Andrew Lincoln as Rick is a very capable lead who can say more with his silences, especially to Lori, than he can with dialogue. His immediate reaction after amputating Hershel’s leg was fantastic. With season three heading to some very dark places I can’t wait to watch Lincoln’s performance.
Lori has always been harshly treated by the fans but I absolutely love Sarah Wayne Callies. There were a few times during the episode that she made me feel sorry for the way Rick treated her. I am on Team Lori as everything she did with Shane came after he told her Rick was dead. Her short period of grief is irrelevant to me. I will admit that the character doesn't help herself when it comes to fan hatred!
The popularity of Daryl Dixon (Norman Reedus) can be summed up by watching the opening credits of each season however the character hasn’t evolved from guest star to forth on the cast list for no reason. Daryl is probably the most developed character on the show. His interactions with the survivors are very different to what they were in season one – even moments of physical contact with Hershel patting him on the back or Daryl patting Lori show how changed the character is.
The same can be said about Carol who also gets the prize for best witty comeback of the episode. After taking Daryl some food she teases the notion of them screwing around together. Daryl jumps off the watch post saying “I’ll go down first” to which Carol retorts “even better”. Carol is no longer the battered wife or grieving mother so for the first time we are seeing her real personality. Melissa McBride being a very fine actress makes it all the more enjoyable.
Maggie and Glenn’s relationship is developing well however Lauren Cohen still acts Steven Yeun off the screen with so much ease it’s embarrassing. Cohen is very much the surprise find with the cast and long may she survive. Cohen’s version of Maggie has the potential to be the strong but grounded female character I don’t believe that the Terminator-like Michonne will ever be.
Despite T-Dogs survival chances being a running joke since season one I think Irone Singleton’s every man is a necessary addition to the show. T-Dog isn’t a leader, he isn’t a badass and he isn’t the villain – he is the Average Joe and I love him for it. I have such a soft spot for the hardworking T-Dog that I will be gutted if his run on the show comes to an end.
I am not convinced that Michonne will transfer well to the screen from the comics. As Michonne hasn’t been officially introduced to the audience yet the shots of her chained Walkers look silly without an explanation. The fact that Andrea appears to just accept them makes it feel even choppier. It is hard to form an opinion of Danai Gurira based on what we have seen so far but I will either love her or hate her. There will be no middle ground with this character.

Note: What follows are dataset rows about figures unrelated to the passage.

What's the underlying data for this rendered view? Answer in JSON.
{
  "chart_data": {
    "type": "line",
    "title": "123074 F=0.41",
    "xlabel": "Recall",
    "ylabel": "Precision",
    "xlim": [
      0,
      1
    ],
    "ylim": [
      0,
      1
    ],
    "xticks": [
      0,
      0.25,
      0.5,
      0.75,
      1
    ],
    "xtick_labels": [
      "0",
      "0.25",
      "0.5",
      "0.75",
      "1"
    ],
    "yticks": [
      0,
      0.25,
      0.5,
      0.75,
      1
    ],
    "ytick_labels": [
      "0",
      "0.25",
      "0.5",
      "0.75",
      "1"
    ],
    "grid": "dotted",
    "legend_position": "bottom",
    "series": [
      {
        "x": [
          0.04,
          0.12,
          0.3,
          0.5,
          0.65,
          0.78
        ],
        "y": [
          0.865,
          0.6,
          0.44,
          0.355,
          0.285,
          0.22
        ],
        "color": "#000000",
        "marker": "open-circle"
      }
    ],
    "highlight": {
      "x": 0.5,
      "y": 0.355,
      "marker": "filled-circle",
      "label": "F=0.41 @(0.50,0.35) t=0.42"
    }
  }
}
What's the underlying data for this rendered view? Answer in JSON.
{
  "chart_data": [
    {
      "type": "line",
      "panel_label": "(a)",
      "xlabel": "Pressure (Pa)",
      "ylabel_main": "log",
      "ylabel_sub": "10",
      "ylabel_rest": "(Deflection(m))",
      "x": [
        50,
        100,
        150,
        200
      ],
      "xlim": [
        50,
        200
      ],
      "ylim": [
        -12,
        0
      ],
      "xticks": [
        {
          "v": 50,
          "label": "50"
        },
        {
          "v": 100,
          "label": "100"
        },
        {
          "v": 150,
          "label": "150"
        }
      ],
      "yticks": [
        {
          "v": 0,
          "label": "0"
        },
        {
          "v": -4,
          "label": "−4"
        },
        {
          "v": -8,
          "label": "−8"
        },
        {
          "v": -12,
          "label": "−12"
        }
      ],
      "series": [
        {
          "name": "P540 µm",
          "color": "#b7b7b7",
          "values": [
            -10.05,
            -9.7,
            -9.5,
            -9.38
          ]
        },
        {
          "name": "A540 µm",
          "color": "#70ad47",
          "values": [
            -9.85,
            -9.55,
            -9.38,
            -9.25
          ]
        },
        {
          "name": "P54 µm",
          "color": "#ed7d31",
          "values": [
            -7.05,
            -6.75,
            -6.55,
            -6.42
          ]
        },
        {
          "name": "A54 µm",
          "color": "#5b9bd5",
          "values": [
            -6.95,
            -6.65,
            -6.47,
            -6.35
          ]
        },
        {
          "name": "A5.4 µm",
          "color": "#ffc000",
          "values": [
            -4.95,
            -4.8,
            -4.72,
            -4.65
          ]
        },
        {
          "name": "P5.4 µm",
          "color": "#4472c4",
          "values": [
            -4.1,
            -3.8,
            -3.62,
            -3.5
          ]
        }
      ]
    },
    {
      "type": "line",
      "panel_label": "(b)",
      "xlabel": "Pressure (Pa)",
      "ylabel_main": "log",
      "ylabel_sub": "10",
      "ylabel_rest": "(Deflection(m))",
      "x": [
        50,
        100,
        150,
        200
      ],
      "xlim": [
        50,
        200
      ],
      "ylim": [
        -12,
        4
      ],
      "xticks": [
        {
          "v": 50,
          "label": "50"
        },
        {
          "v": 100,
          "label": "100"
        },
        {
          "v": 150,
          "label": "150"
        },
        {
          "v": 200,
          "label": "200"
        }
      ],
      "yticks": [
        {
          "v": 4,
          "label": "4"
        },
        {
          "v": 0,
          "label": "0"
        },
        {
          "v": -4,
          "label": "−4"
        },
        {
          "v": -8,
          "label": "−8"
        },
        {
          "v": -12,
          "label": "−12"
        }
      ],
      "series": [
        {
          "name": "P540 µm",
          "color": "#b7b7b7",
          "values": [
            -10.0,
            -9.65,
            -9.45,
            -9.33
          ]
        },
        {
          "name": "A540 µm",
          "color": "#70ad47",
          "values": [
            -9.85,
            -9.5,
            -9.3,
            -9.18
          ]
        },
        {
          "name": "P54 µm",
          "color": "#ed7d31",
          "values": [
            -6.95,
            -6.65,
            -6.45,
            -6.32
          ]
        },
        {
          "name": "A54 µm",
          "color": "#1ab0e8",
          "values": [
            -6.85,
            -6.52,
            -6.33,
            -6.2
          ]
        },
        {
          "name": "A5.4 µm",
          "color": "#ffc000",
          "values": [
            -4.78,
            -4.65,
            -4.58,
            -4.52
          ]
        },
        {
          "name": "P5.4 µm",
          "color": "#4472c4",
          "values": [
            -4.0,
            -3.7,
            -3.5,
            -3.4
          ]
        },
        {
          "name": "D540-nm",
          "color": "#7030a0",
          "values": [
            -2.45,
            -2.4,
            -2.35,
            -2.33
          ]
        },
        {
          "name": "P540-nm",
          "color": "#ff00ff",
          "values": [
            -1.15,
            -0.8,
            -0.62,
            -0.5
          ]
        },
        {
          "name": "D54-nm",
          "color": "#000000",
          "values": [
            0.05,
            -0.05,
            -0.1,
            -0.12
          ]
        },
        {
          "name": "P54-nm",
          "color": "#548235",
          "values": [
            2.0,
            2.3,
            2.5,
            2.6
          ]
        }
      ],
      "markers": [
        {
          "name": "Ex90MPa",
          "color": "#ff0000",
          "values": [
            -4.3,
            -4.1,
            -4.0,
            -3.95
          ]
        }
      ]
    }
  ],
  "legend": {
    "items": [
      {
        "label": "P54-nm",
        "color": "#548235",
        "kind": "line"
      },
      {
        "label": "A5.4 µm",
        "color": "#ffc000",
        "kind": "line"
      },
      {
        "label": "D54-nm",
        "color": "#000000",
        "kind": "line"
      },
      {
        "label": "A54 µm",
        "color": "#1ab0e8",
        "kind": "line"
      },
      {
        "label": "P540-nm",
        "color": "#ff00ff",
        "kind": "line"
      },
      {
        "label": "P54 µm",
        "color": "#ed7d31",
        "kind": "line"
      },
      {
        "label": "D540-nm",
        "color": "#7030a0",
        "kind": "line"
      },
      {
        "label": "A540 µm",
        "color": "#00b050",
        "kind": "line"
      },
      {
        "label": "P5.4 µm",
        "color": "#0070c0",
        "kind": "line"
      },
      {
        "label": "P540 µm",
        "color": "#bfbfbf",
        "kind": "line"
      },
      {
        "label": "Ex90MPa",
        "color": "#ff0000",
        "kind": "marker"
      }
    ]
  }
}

There is no denying that the chained Walkers looked fantastic. The effects on the show are amazing and the amount of work that goes into creating the Walkers doesn’t get enough credit. The Walking Dead shows that sometimes old fashioned prosthetics and makeup cannot be beaten.
Episodes of The Walking Dead have ended on quite a few cliff hangers and the season opener was no exception. Season two tended to follow big episodes with fillers that only moved the story forward in the last scene. This happened too many times and I hated it.
“Seed” shows that when The Walking Dead is on form it is unbeatable television – it gets a 10/10.